Banned Books Week also gives us a chance to revisit a crucial part of City Lights’ own story, the publication and defense of HOWL And Other Poems by Allen Ginsberg:
In the Fall of 1956, Lawrence Ferlinghetti and City Lights Bookstore Manager Shigeyoshi Murao were arrested for the sale and publication of Allen Ginsberg’s HOWL.

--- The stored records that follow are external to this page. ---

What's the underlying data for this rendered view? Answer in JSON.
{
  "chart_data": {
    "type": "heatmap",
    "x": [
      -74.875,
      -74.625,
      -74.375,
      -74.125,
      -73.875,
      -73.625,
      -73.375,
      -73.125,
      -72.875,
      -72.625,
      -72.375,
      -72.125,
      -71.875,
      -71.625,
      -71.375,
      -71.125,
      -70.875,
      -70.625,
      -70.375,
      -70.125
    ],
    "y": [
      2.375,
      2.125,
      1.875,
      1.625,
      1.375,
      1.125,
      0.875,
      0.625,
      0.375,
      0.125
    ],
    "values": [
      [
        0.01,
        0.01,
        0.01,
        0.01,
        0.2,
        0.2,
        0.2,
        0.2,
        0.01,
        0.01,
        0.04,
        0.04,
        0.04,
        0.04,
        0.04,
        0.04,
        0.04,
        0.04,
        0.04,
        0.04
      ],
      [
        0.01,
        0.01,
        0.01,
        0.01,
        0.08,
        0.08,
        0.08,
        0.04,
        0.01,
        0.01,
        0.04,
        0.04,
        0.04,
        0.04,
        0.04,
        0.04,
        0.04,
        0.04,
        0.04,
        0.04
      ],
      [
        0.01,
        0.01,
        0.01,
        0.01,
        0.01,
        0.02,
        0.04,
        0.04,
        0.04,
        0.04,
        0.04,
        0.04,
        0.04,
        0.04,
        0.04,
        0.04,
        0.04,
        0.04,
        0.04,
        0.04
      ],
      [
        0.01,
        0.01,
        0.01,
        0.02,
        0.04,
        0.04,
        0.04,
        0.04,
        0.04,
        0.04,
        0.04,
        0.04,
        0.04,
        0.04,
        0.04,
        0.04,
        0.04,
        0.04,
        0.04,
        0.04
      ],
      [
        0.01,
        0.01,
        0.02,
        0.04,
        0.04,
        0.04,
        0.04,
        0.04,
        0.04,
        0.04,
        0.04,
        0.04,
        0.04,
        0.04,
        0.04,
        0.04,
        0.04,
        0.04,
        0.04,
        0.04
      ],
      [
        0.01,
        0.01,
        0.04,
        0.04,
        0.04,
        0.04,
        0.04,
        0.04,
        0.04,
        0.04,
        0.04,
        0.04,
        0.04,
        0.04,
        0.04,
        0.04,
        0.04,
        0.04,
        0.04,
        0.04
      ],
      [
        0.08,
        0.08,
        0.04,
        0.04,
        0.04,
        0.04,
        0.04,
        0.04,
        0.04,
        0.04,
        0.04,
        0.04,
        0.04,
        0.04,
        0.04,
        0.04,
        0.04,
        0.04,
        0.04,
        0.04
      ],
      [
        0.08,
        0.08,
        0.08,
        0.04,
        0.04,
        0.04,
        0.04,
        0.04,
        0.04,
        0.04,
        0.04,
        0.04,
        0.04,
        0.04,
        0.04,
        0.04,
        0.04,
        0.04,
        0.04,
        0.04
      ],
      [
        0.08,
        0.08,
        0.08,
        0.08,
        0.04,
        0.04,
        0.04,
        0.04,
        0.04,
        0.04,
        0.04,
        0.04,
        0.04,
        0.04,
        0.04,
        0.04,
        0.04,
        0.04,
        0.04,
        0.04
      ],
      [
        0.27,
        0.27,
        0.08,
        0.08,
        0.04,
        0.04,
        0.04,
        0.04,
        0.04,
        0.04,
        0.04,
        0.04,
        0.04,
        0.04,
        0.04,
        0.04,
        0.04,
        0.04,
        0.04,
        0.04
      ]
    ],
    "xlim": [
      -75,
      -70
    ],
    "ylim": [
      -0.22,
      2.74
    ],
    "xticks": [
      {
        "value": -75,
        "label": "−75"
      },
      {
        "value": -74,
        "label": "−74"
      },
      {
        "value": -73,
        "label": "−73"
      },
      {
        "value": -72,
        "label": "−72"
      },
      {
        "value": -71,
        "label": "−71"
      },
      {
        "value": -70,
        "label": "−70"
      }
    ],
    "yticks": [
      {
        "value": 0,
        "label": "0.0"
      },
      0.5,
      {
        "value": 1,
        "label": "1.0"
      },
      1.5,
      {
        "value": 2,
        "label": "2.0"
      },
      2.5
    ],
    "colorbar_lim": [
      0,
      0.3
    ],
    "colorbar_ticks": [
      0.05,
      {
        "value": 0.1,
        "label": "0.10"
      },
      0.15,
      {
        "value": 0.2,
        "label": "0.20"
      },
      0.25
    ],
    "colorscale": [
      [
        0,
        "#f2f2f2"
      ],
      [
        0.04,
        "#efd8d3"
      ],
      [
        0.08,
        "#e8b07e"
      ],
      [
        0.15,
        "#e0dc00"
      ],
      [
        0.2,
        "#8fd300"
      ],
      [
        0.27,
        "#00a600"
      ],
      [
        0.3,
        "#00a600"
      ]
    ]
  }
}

At the obscenity trial that followed, Ferlinghetti and City Lights were vindicated as the judge in the case ruled the book not obscene, stating his opinion,
“I do not believe that Howl is without even ‘the slightest redeeming social importance.’ The first part of Howl presents a picture of a nightmare world; the second part is an indictment of those elements in modern society destructive of the best qualities of human nature; such elements are predominantly identified as materialism, conformity, and mechanization leading toward war. The third part presents a picture of an individual who is a specific representation of what the author conceives as a general condition. . . . ‘Footnote to Howl’ seems to be a declamation that everything in the world is holy, including parts of the body by name. It ends in a plea for holy living. . . . ”
The judge went on to set forth certain rules for the guidance of authorities in the future, establishing the legal precedent of “redeeming social importance” that in the next decade allowed Grove Press to publish D.H. Lawrence’s Lady Chatterly’s Lover, and Henry Miller’s Tropic of Cancer, and other landmark books.